See code to plot network topology for INH-M2
# select the module to plot
cur_mod <- 'INH-M2'
# plot the correlation matrix in the reference dataset
tmp <- ModuleTopologyHeatmap(
seurat_ref,
mod = cur_mod,
matrix = "Cor",
order_by = 'degree',
TOM_use = 'tutorial',
wgcna_name = 'tutorial',
high_color = 'red',
type = 'unsigned',
plot_max = 0.75,
return_genes = TRUE # select this option to get the gene order
)
# get the plot from the output list
p1 <- tmp[[1]] + ggtitle('Reference') + ylab('Correlation') + NoLegend()
# get the gene order from the output list
gene_list <- tmp[[2]]
# plot the correlation matrix in the query dataset
p2 <- ModuleTopologyHeatmap(
seurat_query,
mod = cur_mod,
matrix = "Cor",
order_by = 'degree',
wgcna_name = 'projected',
high_color = 'red',
type = 'unsigned',
plot_max = 0.75,
genes_order = gene_list
) + ggtitle('Query')
# plot the TOM in the reference dataset
p3 <- ModuleTopologyHeatmap(
seurat_ref,
mod = cur_mod,
matrix = "TOM",
order_by = 'degree',
wgcna_name = 'tutorial',
high_color = 'seagreen',
genes_order = gene_list,
plot_max = 0.05
) + ylab('Network edge weight') + NoLegend()

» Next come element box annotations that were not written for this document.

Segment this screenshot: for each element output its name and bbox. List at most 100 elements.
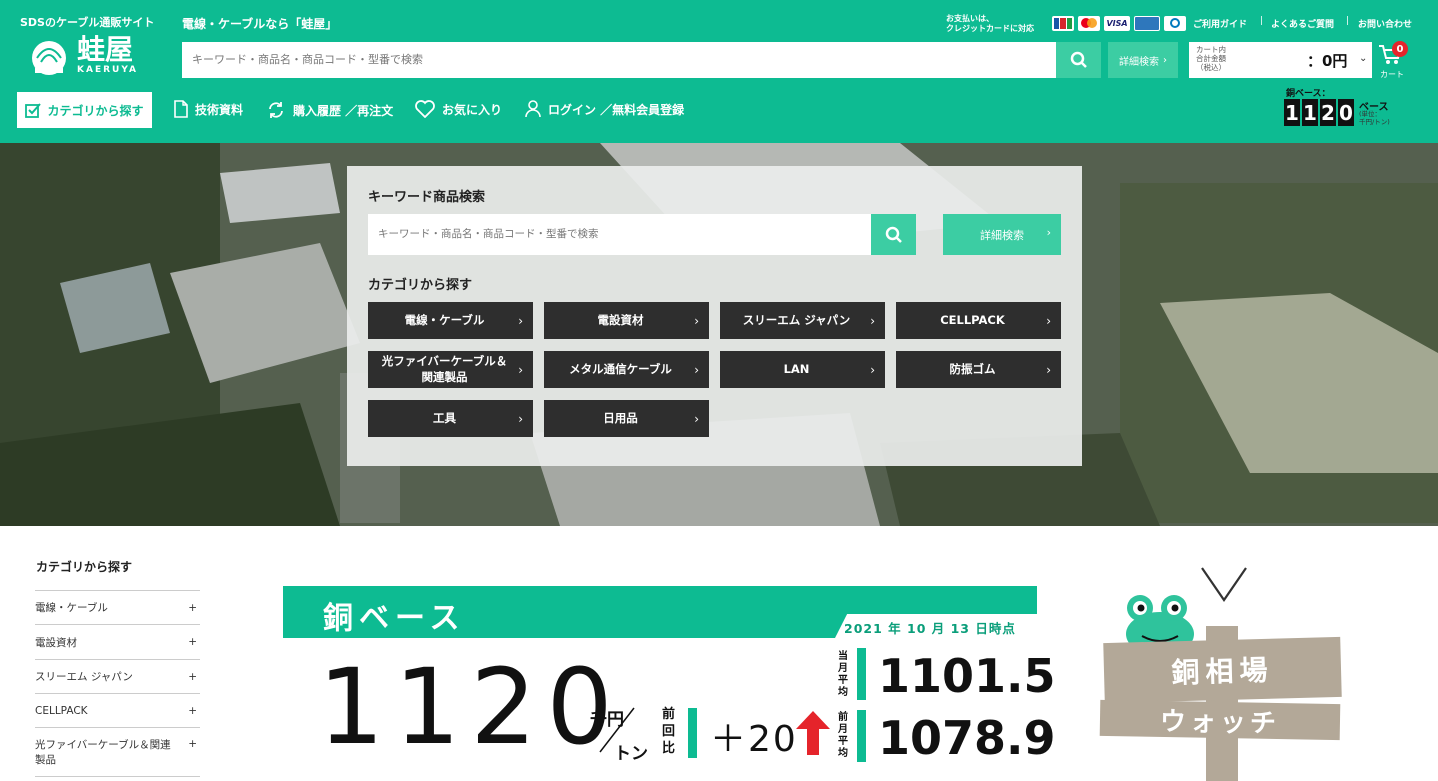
category-button-metal-comm-cable[interactable]: メタル通信ケーブル ›: [544, 351, 709, 388]
guide-link[interactable]: ご利用ガイド: [1193, 17, 1247, 30]
contact-link[interactable]: お問い合わせ: [1358, 17, 1412, 30]
unit-note-line2: 千円/トン): [1359, 118, 1390, 126]
payment-note: お支払いは、 クレジットカードに対応: [946, 14, 1034, 34]
copper-mini-digits[interactable]: 1 1 2 0: [1284, 99, 1354, 126]
sidebar-item-label: スリーエム ジャパン: [35, 671, 133, 683]
category-button-cables[interactable]: 電線・ケーブル ›: [368, 302, 533, 339]
category-label: LAN: [783, 361, 810, 376]
category-button-electrical-materials[interactable]: 電設資材 ›: [544, 302, 709, 339]
chevron-right-icon: ›: [518, 411, 523, 426]
hero-search-placeholder: キーワード・商品名・商品コード・型番で検索: [378, 228, 599, 240]
copper-change: ＋20: [710, 719, 798, 760]
copper-digit: 1: [1302, 99, 1318, 126]
cart-label-line3: （税込）: [1196, 63, 1226, 72]
copper-digit: 1: [1284, 99, 1300, 126]
cart-label-line1: カート内: [1196, 45, 1226, 54]
jcb-card-icon: [1052, 16, 1074, 31]
plus-icon: +: [188, 738, 197, 750]
nav-login-label: ログイン ／無料会員登録: [548, 102, 685, 117]
visa-card-text: VISA: [1106, 19, 1128, 28]
category-button-tools[interactable]: 工具 ›: [368, 400, 533, 437]
payment-note-line1: お支払いは、: [946, 14, 994, 23]
category-button-3m-japan[interactable]: スリーエム ジャパン ›: [720, 302, 885, 339]
copper-date: 2021 年 10 月 13 日時点: [844, 621, 1016, 636]
cart-label: カート: [1380, 70, 1404, 79]
copper-digit: 2: [1320, 99, 1336, 126]
hero-category-title: カテゴリから探す: [368, 278, 473, 293]
copper-banner-title: 銅ベース: [323, 601, 466, 636]
cart-count-badge: 0: [1392, 41, 1408, 57]
green-divider: [857, 648, 866, 700]
watch-board-top: 銅相場: [1103, 636, 1342, 704]
hero-search-title: キーワード商品検索: [368, 190, 486, 205]
chevron-right-icon: ›: [1046, 226, 1051, 239]
copper-banner-header[interactable]: 銅ベース 2021 年 10 月 13 日時点: [283, 586, 1037, 638]
logo[interactable]: 蛙屋 KAERUYA: [27, 34, 138, 76]
nav-purchase-history-label: 購入履歴 ／再注文: [293, 103, 394, 118]
cart-button[interactable]: 0 カート: [1378, 41, 1418, 84]
document-icon: [174, 100, 188, 118]
hero-detail-search-button[interactable]: 詳細検索 ›: [943, 214, 1061, 255]
catchcopy: 電線・ケーブルなら「蛙屋」: [182, 17, 338, 31]
sidebar-item-electrical-materials[interactable]: 電設資材 +: [35, 624, 200, 659]
category-button-label: カテゴリから探す: [47, 103, 144, 118]
nav-purchase-history[interactable]: 購入履歴 ／再注文: [266, 100, 393, 120]
month-avg-label: 当月平均: [838, 651, 848, 698]
green-divider: [688, 708, 697, 758]
header-search-input[interactable]: キーワード・商品名・商品コード・型番で検索: [182, 42, 1056, 78]
category-button-daily-goods[interactable]: 日用品 ›: [544, 400, 709, 437]
frog-logo-icon: [32, 41, 66, 75]
arrow-up-icon: [796, 711, 830, 755]
header-detail-search-button[interactable]: 詳細検索 ›: [1108, 42, 1178, 78]
watch-line1: 銅相場: [1171, 653, 1274, 690]
sidebar-item-label: CELLPACK: [35, 704, 88, 717]
copper-watch-sign[interactable]: 銅相場 ウォッチ: [1096, 590, 1346, 781]
hero-search-input[interactable]: キーワード・商品名・商品コード・型番で検索: [368, 214, 871, 255]
faq-link[interactable]: よくあるご質問: [1271, 17, 1334, 30]
chevron-right-icon: ›: [1046, 313, 1051, 328]
copper-value: 1120: [318, 646, 623, 768]
watch-board-bottom: ウォッチ: [1099, 699, 1341, 741]
hero-search-button[interactable]: [871, 214, 916, 255]
nav-favorites[interactable]: お気に入り: [415, 100, 502, 118]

# plot the TOM in the query dataset
p4 <- ModuleTopologyHeatmap(
seurat_query,
mod = cur_mod,
matrix = "TOM",
order_by = 'degree',
TOM_use = 'INH',
wgcna_name = 'projected',
high_color = 'seagreen',
plot_max = 0.05,
genes_order = gene_list
)
# plot the degree in the reference dataset
p5 <- ModuleTopologyBarplot(
seurat_ref,
mod = cur_mod,
features = 'weighted_degree',
genes_order = gene_list,
wgcna_name = 'tutorial',
) + NoLegend()
# plot the degree in the query dataset
p6 <- ModuleTopologyBarplot(
seurat_query,
mod = cur_mod,
features = 'weighted_degree',
genes_order = gene_list,
wgcna_name = 'projected'
)+ NoLegend()
# plot the kME in the reference dataset
tmp <- ModuleTopologyBarplot(
seurat_ref,
mod = cur_mod,
features = 'kME',
wgcna_name = 'tutorial',
return_genes=TRUE
)
p7 <- tmp[[1]] + NoLegend()
gene_list2 <- tmp[[2]]
# plot the kME in the query dataset
p8 <- ModuleTopologyBarplot(
seurat_query,
mod = cur_mod,
features = 'kME',
genes_order = gene_list2,
wgcna_name = 'projected'
)+ NoLegend()
# assemble patch:
patch <- (p1 | p2) / (p3 | p4) / (p5 | p6) / (p7 | p8) +
plot_layout(heights=c(3,3,1,1)) &
plot_annotation(title = paste0(cur_mod, ' topology comparison')) &
theme(plot.title=element_text(hjust=0.5))
In the module topology plots for module INH-M9, we overall see similar signals in the correlation matrix, the TOM, and in the degrees and kME rankings for each gene. This is in contrast to INH-M2, which was not significantly preserved, where the signal is clearly diminished. These plots effectively show us the differences and similarities in the co-expression network topology that are picked up in the module preservation analysis.